Again, serious cases of these symptoms are unlikely, but the ASPCA’s Animal Poison Control Center has reported an increase in calls about CBD and other cannabis consumption by dogs. If your dog is showing any signs of illness following an overly large dose of CBD, always take them immediately to the vet. A more significant reaction may require IV fluids, antiemetic, or specialist nursing care.
Although, the best-case scenario would be not getting to this point at all. As such, there are measures you can take to prevent this from occurring.
How can I prevent my dog from taking too much CBD?
You should always take precaution and review safety considerations before putting your dog on any new supplement or treatment. In the case of CBD, here are some safeguards you can take to reduce any chances of accidental CBD overdrive.

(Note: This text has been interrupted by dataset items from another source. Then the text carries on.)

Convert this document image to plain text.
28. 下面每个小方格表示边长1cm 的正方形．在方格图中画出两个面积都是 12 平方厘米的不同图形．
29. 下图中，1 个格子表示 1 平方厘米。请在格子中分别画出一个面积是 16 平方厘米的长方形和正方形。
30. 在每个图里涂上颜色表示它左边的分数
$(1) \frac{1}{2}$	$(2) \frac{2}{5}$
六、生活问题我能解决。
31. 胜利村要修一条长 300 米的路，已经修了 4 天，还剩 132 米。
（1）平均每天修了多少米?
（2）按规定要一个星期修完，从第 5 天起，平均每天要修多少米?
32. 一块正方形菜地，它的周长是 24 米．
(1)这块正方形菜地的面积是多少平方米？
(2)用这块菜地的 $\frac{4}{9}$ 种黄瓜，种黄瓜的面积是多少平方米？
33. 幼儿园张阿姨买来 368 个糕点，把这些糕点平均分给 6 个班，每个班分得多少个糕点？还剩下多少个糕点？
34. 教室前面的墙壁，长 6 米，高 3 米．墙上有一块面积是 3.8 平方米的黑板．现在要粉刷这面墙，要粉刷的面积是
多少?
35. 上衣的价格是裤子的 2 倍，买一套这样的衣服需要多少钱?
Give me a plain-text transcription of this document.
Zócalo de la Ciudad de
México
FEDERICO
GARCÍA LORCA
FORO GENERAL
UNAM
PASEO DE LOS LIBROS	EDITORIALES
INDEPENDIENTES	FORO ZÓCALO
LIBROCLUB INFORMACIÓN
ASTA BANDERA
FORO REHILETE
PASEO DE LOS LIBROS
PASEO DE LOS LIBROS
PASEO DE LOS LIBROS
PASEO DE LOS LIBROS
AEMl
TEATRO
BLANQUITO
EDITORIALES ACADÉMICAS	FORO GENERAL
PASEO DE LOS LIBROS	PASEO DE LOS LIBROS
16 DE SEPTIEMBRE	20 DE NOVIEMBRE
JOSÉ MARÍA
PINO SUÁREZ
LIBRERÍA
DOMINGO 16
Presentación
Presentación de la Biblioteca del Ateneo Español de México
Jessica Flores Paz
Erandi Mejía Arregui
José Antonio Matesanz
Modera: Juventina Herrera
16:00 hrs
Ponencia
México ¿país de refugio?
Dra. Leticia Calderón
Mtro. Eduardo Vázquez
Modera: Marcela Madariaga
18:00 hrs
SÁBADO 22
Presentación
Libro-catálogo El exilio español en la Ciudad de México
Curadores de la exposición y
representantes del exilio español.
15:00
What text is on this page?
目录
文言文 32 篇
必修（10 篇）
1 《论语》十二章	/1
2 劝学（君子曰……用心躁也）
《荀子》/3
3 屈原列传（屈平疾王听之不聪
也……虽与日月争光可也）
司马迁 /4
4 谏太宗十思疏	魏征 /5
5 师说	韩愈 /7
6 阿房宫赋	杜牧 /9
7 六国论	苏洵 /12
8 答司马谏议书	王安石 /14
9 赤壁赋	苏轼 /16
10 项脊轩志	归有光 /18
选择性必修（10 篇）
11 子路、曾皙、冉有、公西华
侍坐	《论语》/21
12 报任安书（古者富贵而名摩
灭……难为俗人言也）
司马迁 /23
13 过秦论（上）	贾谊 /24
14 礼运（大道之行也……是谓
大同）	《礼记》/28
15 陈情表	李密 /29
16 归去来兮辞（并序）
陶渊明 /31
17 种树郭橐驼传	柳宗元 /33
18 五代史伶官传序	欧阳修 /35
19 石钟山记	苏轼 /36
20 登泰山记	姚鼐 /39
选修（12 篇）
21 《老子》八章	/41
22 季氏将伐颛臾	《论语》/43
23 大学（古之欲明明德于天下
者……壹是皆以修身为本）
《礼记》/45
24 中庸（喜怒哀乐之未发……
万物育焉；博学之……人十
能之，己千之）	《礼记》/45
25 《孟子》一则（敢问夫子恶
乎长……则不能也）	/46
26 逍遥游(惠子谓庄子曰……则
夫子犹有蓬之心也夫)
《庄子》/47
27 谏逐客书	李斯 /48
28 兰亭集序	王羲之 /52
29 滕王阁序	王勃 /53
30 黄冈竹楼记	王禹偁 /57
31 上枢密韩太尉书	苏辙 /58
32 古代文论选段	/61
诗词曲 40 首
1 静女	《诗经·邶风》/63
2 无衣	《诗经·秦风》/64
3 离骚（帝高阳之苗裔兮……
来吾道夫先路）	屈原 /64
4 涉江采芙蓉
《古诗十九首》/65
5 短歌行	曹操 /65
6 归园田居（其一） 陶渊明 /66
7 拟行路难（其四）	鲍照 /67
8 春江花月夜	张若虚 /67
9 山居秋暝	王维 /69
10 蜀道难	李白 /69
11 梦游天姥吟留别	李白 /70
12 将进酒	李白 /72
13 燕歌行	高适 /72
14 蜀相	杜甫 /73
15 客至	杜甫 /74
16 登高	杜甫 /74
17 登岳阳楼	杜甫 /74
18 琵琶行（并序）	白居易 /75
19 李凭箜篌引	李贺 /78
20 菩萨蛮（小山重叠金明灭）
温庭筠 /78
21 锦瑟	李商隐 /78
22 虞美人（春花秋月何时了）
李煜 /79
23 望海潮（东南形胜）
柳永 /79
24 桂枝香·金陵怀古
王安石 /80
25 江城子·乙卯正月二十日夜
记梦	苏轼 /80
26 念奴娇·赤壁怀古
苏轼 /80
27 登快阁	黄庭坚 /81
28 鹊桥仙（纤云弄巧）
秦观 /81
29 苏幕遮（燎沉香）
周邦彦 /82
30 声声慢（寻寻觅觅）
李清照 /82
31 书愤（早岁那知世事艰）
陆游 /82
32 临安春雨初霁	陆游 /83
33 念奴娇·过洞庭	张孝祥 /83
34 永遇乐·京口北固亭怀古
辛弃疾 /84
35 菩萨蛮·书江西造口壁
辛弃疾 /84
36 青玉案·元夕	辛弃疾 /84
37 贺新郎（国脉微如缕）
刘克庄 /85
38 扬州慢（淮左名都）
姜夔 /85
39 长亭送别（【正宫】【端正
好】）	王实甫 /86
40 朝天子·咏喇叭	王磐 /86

Administering appropriate dosage as much as possible based on your dog’s weight and pain level;
Starting with a low CBD dosage and slowly building a bit more if needed over time. Studies on using CBD for dogs with arthritis or seizures start with a lower dose of about 1-2 mg per pound of bodyweight, twice daily;
Never exceeding the highest recommended dosage; and,
Hiding the CBD out of reach from your dog.
Scientific research is still being conducted, but the general consensus so far is that CBD is safe and well-tolerated by dogs according to most anecdotal testimonials. It’s been raved about for its healing, calming, and anti-inflammatory properties by dog owners everywhere.
Because the CBD market isn’t well regulated yet, it’s up to you as a dog owner to take matters into your own hands as much as possible. Do your research and proceed with caution. Other derivatives that aren’t always listed on a label can be toxic for dogs. Look for CBD oil specifically derived from hemp with very low levels of THC and when in doubt, go to your vet.